While crude oil is known to be cardiotoxic to developing fish, the physiological mechanisms underlying its harmful effects were unclear. The scientists from Stanford University and the National Oceanic and Atmospheric Administration (NOAA) have discovered that the toxic consequence is a slowed heart rate, reduced cardiac contractility and irregular heartbeats that can lead to cardiac arrest and sudden cardiac death.

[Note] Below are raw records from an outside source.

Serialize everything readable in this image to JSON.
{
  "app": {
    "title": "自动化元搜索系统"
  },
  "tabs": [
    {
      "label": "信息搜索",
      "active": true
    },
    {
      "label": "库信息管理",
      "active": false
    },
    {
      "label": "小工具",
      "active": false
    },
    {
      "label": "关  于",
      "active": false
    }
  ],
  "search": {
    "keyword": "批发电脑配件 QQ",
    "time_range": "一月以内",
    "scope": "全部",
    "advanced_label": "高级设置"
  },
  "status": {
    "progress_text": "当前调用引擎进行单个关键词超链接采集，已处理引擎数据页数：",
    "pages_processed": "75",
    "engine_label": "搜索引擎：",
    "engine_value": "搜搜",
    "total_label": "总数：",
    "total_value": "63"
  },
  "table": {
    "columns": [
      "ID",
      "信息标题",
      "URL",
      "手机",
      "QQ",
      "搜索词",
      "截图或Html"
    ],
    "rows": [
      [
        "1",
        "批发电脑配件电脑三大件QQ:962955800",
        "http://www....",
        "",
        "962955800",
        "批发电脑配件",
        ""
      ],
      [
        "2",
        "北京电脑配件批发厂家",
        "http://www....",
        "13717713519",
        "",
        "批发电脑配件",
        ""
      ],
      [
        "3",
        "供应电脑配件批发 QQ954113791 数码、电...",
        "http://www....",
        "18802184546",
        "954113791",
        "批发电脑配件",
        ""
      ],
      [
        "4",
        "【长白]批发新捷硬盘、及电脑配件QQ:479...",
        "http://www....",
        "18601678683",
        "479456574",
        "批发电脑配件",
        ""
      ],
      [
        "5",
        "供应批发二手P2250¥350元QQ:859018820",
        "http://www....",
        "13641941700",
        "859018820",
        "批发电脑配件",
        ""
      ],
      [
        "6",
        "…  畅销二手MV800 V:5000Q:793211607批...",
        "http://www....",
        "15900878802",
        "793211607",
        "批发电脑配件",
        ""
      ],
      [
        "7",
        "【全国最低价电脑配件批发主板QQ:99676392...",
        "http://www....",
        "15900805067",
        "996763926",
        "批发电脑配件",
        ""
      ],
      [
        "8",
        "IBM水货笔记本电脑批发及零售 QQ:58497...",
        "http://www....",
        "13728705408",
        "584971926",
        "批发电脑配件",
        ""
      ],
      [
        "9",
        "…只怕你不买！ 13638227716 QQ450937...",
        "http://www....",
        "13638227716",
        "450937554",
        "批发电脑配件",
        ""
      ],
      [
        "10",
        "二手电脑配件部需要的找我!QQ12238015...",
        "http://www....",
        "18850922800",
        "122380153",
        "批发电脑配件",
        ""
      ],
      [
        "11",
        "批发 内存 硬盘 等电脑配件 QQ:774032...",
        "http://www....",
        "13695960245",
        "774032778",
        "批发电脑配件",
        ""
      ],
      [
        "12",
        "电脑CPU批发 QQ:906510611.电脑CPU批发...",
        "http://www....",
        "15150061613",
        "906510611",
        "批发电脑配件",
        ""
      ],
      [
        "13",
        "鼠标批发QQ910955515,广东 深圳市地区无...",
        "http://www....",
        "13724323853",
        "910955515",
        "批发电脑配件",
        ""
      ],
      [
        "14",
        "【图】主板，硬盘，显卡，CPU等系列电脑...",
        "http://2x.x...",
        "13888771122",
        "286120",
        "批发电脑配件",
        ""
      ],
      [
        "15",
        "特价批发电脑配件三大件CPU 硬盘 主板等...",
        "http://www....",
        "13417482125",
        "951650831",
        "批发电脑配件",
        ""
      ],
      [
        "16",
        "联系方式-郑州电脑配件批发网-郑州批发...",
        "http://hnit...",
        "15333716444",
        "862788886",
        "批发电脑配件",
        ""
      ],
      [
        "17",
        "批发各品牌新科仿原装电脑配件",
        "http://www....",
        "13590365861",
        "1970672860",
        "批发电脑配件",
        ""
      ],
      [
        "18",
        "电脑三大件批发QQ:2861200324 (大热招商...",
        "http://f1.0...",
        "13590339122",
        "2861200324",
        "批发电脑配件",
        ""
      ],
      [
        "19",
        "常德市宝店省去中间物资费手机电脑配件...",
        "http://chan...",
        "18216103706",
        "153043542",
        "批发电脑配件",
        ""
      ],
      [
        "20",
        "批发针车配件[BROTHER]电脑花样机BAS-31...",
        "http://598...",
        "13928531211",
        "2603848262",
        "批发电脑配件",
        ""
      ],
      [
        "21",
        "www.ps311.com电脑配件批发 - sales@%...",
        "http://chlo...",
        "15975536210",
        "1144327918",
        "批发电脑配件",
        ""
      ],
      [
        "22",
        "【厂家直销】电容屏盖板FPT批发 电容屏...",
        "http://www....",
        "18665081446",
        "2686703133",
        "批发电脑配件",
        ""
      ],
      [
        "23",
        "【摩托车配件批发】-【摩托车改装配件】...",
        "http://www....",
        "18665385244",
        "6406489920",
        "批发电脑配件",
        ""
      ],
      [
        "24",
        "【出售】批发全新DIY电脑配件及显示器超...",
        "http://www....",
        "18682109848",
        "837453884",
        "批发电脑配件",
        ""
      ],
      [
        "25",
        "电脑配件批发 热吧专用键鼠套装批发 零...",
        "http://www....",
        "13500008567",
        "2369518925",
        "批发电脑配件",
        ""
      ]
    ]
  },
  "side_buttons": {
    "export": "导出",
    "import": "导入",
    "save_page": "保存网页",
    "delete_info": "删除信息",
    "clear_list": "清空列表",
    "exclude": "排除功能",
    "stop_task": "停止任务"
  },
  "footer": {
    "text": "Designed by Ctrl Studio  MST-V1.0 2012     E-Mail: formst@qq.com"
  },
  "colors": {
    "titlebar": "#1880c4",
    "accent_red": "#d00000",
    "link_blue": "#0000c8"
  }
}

Crude oil is a complex mixture of chemicals, some of which are known to be toxic to marine animals. Past research has focused in particular on "polycyclic aromatic hydrocarbons" (PAHs), which can also be found in coal tar, creosote, air pollution and stormwater runoff from land. In the aftermath of an oil spill, PAHs can persist for many years in marine habitats and cause a variety of adverse environmental effects.
The researchers report that oil interferes with cardiac cell excitability, contraction and relaxation – vital processes for normal beat-to-beat contraction and pacing of the heart. Their tests revealed that very low concentrations of crude oil disrupt the specialized ion channel pores – where molecules flow in and out of the heart cells – that control heart rate and contraction in the cardiac muscle cell. This cyclical signaling pathway in cells throughout the heart is what propels blood out of the pump on every beat.

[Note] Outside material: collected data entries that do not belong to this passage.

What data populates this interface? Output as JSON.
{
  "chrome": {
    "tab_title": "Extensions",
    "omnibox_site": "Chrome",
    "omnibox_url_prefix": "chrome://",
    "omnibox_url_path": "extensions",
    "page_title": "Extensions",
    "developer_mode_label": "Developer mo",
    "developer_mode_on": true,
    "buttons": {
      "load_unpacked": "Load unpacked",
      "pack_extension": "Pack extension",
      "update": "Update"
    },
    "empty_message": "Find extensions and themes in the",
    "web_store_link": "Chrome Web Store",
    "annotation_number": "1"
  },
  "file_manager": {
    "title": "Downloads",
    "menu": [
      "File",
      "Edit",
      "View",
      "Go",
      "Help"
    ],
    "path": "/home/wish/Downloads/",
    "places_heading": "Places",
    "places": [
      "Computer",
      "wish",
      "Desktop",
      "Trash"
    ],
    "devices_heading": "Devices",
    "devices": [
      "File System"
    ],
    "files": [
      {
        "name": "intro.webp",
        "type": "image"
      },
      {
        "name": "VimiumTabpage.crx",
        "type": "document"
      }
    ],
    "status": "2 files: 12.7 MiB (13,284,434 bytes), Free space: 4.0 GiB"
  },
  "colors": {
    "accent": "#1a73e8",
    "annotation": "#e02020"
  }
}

The researchers found that oil blocks the potassium channels distributed in heart cell membranes, increasing the time to restart the heart on every beat. This prolongs the normal cardiac action potential, and ultimately slows the heartbeat. The potassium ion channel impacted in the tuna is responsible for restarting the heart muscle cell contraction cycle after every beat, and is highly conserved throughout vertebrates, raising the possibility that animals as diverse as tuna, turtles and dolphins might be affected similarly by crude oil exposure.

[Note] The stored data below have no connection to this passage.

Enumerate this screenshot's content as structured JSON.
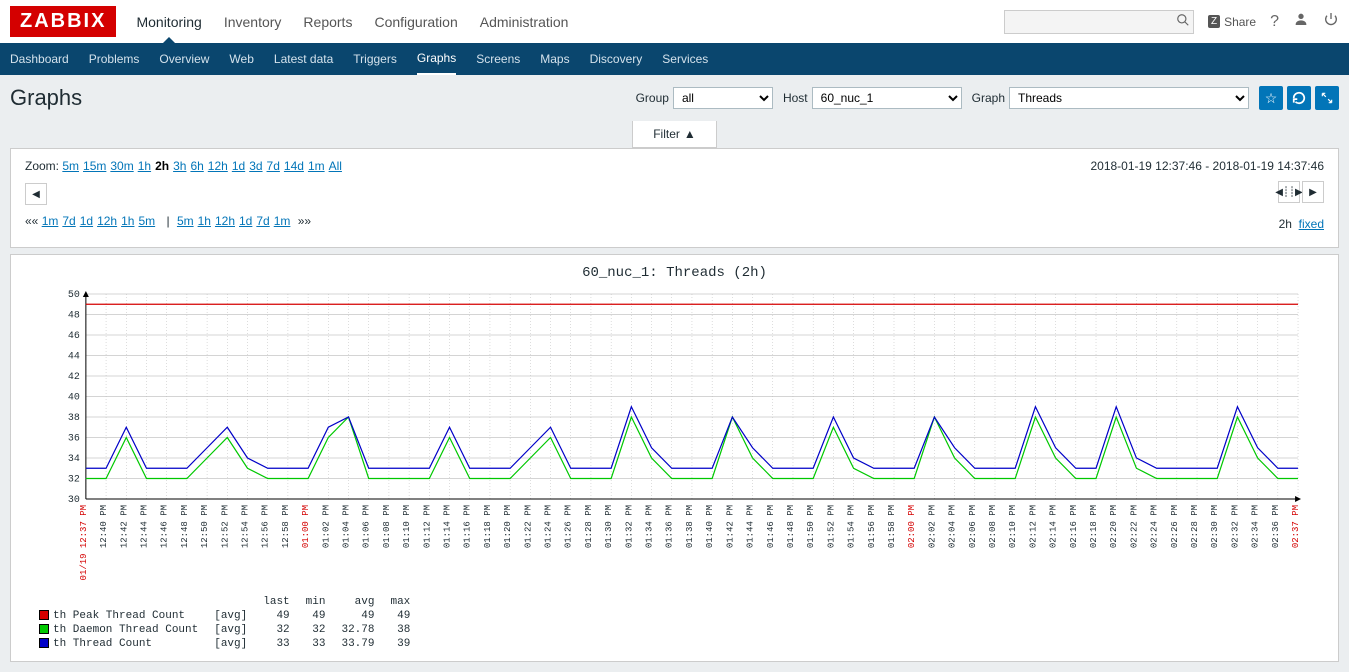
{
  "header": {
    "logo": "ZABBIX",
    "nav": [
      "Monitoring",
      "Inventory",
      "Reports",
      "Configuration",
      "Administration"
    ],
    "nav_active": 0,
    "share": "Share",
    "search_placeholder": ""
  },
  "subnav": {
    "items": [
      "Dashboard",
      "Problems",
      "Overview",
      "Web",
      "Latest data",
      "Triggers",
      "Graphs",
      "Screens",
      "Maps",
      "Discovery",
      "Services"
    ],
    "active": 6
  },
  "page": {
    "title": "Graphs",
    "group_label": "Group",
    "group_value": "all",
    "host_label": "Host",
    "host_value": "60_nuc_1",
    "graph_label": "Graph",
    "graph_value": "Threads",
    "filter_label": "Filter"
  },
  "time": {
    "zoom_label": "Zoom:",
    "zoom_options": [
      "5m",
      "15m",
      "30m",
      "1h",
      "2h",
      "3h",
      "6h",
      "12h",
      "1d",
      "3d",
      "7d",
      "14d",
      "1m",
      "All"
    ],
    "zoom_active": 4,
    "range_text": "2018-01-19 12:37:46 - 2018-01-19 14:37:46",
    "back_prefix": "««",
    "back_options": [
      "1m",
      "7d",
      "1d",
      "12h",
      "1h",
      "5m"
    ],
    "fwd_options": [
      "5m",
      "1h",
      "12h",
      "1d",
      "7d",
      "1m"
    ],
    "fwd_suffix": "»»",
    "duration": "2h",
    "fixed": "fixed"
  },
  "chart_data": {
    "type": "line",
    "title": "60_nuc_1: Threads (2h)",
    "ylim": [
      30,
      50
    ],
    "y_ticks": [
      30,
      32,
      34,
      36,
      38,
      40,
      42,
      44,
      46,
      48,
      50
    ],
    "x_labels": [
      "01/19 12:37 PM",
      "12:40 PM",
      "12:42 PM",
      "12:44 PM",
      "12:46 PM",
      "12:48 PM",
      "12:50 PM",
      "12:52 PM",
      "12:54 PM",
      "12:56 PM",
      "12:58 PM",
      "01:00 PM",
      "01:02 PM",
      "01:04 PM",
      "01:06 PM",
      "01:08 PM",
      "01:10 PM",
      "01:12 PM",
      "01:14 PM",
      "01:16 PM",
      "01:18 PM",
      "01:20 PM",
      "01:22 PM",
      "01:24 PM",
      "01:26 PM",
      "01:28 PM",
      "01:30 PM",
      "01:32 PM",
      "01:34 PM",
      "01:36 PM",
      "01:38 PM",
      "01:40 PM",
      "01:42 PM",
      "01:44 PM",
      "01:46 PM",
      "01:48 PM",
      "01:50 PM",
      "01:52 PM",
      "01:54 PM",
      "01:56 PM",
      "01:58 PM",
      "02:00 PM",
      "02:02 PM",
      "02:04 PM",
      "02:06 PM",
      "02:08 PM",
      "02:10 PM",
      "02:12 PM",
      "02:14 PM",
      "02:16 PM",
      "02:18 PM",
      "02:20 PM",
      "02:22 PM",
      "02:24 PM",
      "02:26 PM",
      "02:28 PM",
      "02:30 PM",
      "02:32 PM",
      "02:34 PM",
      "02:36 PM",
      "02:37 PM"
    ],
    "x_red_indices": [
      0,
      11,
      41,
      60
    ],
    "series": [
      {
        "name": "th Peak Thread Count",
        "color": "#d40000",
        "agg": "[avg]",
        "last": 49,
        "min": 49,
        "avg": 49,
        "max": 49,
        "values": [
          49,
          49,
          49,
          49,
          49,
          49,
          49,
          49,
          49,
          49,
          49,
          49,
          49,
          49,
          49,
          49,
          49,
          49,
          49,
          49,
          49,
          49,
          49,
          49,
          49,
          49,
          49,
          49,
          49,
          49,
          49,
          49,
          49,
          49,
          49,
          49,
          49,
          49,
          49,
          49,
          49,
          49,
          49,
          49,
          49,
          49,
          49,
          49,
          49,
          49,
          49,
          49,
          49,
          49,
          49,
          49,
          49,
          49,
          49,
          49,
          49
        ]
      },
      {
        "name": "th Daemon Thread Count",
        "color": "#00c800",
        "agg": "[avg]",
        "last": 32,
        "min": 32,
        "avg": 32.78,
        "max": 38,
        "values": [
          32,
          32,
          36,
          32,
          32,
          32,
          34,
          36,
          33,
          32,
          32,
          32,
          36,
          38,
          32,
          32,
          32,
          32,
          36,
          32,
          32,
          32,
          34,
          36,
          32,
          32,
          32,
          38,
          34,
          32,
          32,
          32,
          38,
          34,
          32,
          32,
          32,
          37,
          33,
          32,
          32,
          32,
          38,
          34,
          32,
          32,
          32,
          38,
          34,
          32,
          32,
          38,
          33,
          32,
          32,
          32,
          32,
          38,
          34,
          32,
          32
        ]
      },
      {
        "name": "th Thread Count",
        "color": "#0000c8",
        "agg": "[avg]",
        "last": 33,
        "min": 33,
        "avg": 33.79,
        "max": 39,
        "values": [
          33,
          33,
          37,
          33,
          33,
          33,
          35,
          37,
          34,
          33,
          33,
          33,
          37,
          38,
          33,
          33,
          33,
          33,
          37,
          33,
          33,
          33,
          35,
          37,
          33,
          33,
          33,
          39,
          35,
          33,
          33,
          33,
          38,
          35,
          33,
          33,
          33,
          38,
          34,
          33,
          33,
          33,
          38,
          35,
          33,
          33,
          33,
          39,
          35,
          33,
          33,
          39,
          34,
          33,
          33,
          33,
          33,
          39,
          35,
          33,
          33
        ]
      }
    ],
    "legend_headers": [
      "",
      "",
      "last",
      "min",
      "avg",
      "max"
    ]
  }
}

The Deepwater Horizon disaster released over four million barrels of crude oil during the peak spawning time for the Atlantic bluefin tuna in the spring of 2010. Electronic tagging and fisheries catch data indicate that Atlantic bluefin spawn in the area where the Deepwater Horizon drilling rig collapsed, raising the possibility that eggs and larvae, which float near the surface waters, were exposed to oil.
The spill occurred in the major spawning ground of the western Atlantic population of bluefin tuna in the Gulf of Mexico. The most recent stock assessment, conducted in 2012, estimated the spawning population to be at only 36 percent of the 1970 baseline population. Additionally, many other pelagic fishes were also likely to have spawned in oiled habitats, including yellowfin tuna, blue marlin and swordfish.
The research was funded by NOAA, Stanford University and the Monterey Bay Aquarium Foundation.